As of 2021, Kuaishou had a monthly average of 777 million active users, 25% of whom created content.

According to the platform, more than 240 million users earn income via the app (for example, through virtual gifts or live-streaming e-commerce) as of 2021.

As of 2022, users spend an average of 128.1 minutes per day on the app.

Compared to Douyin, Kuaishou is more popular with older users living outside China's Tier 1 cities. Its initial popularity came from videos of Chinese rural life. The app is particularly well known for its "rustic" aesthetic and is popular among rural people.

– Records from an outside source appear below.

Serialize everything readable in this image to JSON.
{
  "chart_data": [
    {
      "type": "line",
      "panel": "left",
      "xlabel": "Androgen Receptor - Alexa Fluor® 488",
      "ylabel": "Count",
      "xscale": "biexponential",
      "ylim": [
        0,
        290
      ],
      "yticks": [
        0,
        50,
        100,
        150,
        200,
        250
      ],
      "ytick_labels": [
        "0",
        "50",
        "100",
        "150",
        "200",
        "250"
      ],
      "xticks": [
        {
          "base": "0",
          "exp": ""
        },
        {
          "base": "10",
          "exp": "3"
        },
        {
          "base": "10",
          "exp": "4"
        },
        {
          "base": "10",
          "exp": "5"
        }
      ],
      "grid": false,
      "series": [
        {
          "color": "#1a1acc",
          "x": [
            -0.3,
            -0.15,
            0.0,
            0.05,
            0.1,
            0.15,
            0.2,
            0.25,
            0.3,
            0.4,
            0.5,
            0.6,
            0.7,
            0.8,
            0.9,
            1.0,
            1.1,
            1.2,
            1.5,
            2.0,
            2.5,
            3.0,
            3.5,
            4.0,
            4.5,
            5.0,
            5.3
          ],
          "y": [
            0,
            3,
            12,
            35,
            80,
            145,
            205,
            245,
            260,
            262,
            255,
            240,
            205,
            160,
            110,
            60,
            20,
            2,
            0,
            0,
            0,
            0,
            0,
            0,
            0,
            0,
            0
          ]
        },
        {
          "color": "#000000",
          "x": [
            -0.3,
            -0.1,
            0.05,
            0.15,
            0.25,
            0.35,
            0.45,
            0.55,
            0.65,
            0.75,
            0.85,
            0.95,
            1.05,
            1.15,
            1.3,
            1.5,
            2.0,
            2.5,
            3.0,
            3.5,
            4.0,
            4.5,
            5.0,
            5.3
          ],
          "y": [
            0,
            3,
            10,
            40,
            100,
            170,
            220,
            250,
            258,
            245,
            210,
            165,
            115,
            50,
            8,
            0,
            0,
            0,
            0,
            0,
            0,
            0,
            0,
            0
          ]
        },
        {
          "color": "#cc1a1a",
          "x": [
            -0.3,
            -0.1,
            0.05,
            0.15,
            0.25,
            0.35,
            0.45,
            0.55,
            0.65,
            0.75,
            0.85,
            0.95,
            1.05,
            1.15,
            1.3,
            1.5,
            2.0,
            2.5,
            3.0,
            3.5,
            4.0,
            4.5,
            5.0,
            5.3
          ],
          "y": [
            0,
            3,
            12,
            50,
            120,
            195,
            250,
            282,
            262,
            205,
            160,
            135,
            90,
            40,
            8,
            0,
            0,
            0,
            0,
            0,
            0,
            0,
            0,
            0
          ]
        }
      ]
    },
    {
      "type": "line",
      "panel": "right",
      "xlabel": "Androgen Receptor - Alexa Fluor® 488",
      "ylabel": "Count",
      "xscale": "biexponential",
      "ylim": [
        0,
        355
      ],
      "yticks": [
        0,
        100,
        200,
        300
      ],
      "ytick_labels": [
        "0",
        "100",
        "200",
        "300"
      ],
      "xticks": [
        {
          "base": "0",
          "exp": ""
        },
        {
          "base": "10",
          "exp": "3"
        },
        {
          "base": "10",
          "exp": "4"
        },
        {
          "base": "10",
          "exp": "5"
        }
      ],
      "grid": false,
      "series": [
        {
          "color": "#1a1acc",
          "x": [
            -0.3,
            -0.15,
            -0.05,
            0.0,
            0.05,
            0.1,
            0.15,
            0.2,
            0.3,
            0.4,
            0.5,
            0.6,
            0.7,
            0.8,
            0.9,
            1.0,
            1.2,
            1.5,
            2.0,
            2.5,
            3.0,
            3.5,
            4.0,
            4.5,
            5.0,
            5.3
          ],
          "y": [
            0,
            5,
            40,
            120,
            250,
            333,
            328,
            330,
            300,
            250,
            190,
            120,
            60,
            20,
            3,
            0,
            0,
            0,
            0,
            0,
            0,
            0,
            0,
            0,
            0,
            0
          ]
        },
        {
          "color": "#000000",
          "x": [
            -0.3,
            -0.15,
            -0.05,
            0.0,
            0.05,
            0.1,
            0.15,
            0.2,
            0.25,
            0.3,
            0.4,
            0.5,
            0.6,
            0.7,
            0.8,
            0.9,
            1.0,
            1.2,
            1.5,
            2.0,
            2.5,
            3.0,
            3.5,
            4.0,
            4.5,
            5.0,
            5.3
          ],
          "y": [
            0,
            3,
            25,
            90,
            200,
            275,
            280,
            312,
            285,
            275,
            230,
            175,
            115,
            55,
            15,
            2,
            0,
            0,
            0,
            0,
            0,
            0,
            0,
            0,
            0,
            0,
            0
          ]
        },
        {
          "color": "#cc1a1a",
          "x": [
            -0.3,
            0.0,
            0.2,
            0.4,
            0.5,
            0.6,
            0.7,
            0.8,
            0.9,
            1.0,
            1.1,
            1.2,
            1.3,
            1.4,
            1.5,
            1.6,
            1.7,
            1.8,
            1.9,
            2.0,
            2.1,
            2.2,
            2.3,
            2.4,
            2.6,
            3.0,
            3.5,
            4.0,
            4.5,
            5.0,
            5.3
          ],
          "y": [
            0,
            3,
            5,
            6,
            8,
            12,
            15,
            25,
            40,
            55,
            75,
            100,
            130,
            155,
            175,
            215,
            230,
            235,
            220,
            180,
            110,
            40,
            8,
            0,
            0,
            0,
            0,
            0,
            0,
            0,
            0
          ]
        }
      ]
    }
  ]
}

Kuaishou also relied more on e-commerce revenue than on advertising revenue compared to its main competitor.

== Reception ==
Kwai (as the app is called outside of China) was banned in India in 2020 along with other short video apps like TikTok. Kuaishou then released the clone SnackVideo, which was subsequently also banned. The app is one of the most popular social media platforms in Brazil, where Kuaishou partnered with creators to make telenovela style content, and appeals to football fans by working with football teams CR Flamengo and Santos FC and sponsoring the tournament Copa América. Kwai was notable in Brazil for spreading information (and misinformation) about the COVID-19 vaccine and political misinformation.

=== Manjiao Wenhua ===
"Manjiao wenhua" (慢脚文化) is a sarcastic term on Chinese internet, referenceing the unethical or illegal content on Kuaishou. State broadcaster China Central Television (CCTV) reported that much of the content is about child pregnancy. "Dating, pregnancy, bearing a child...these are strictly prohibited in the real time by a minor, but these contents can easily shown to audiences here." In addition, many students from primary or secondary schools could be seen making a pose of smoking. Wang Zhenhui (王贞会) from CUPSL stated that these kinds of bad values will give a negative effect to the minors.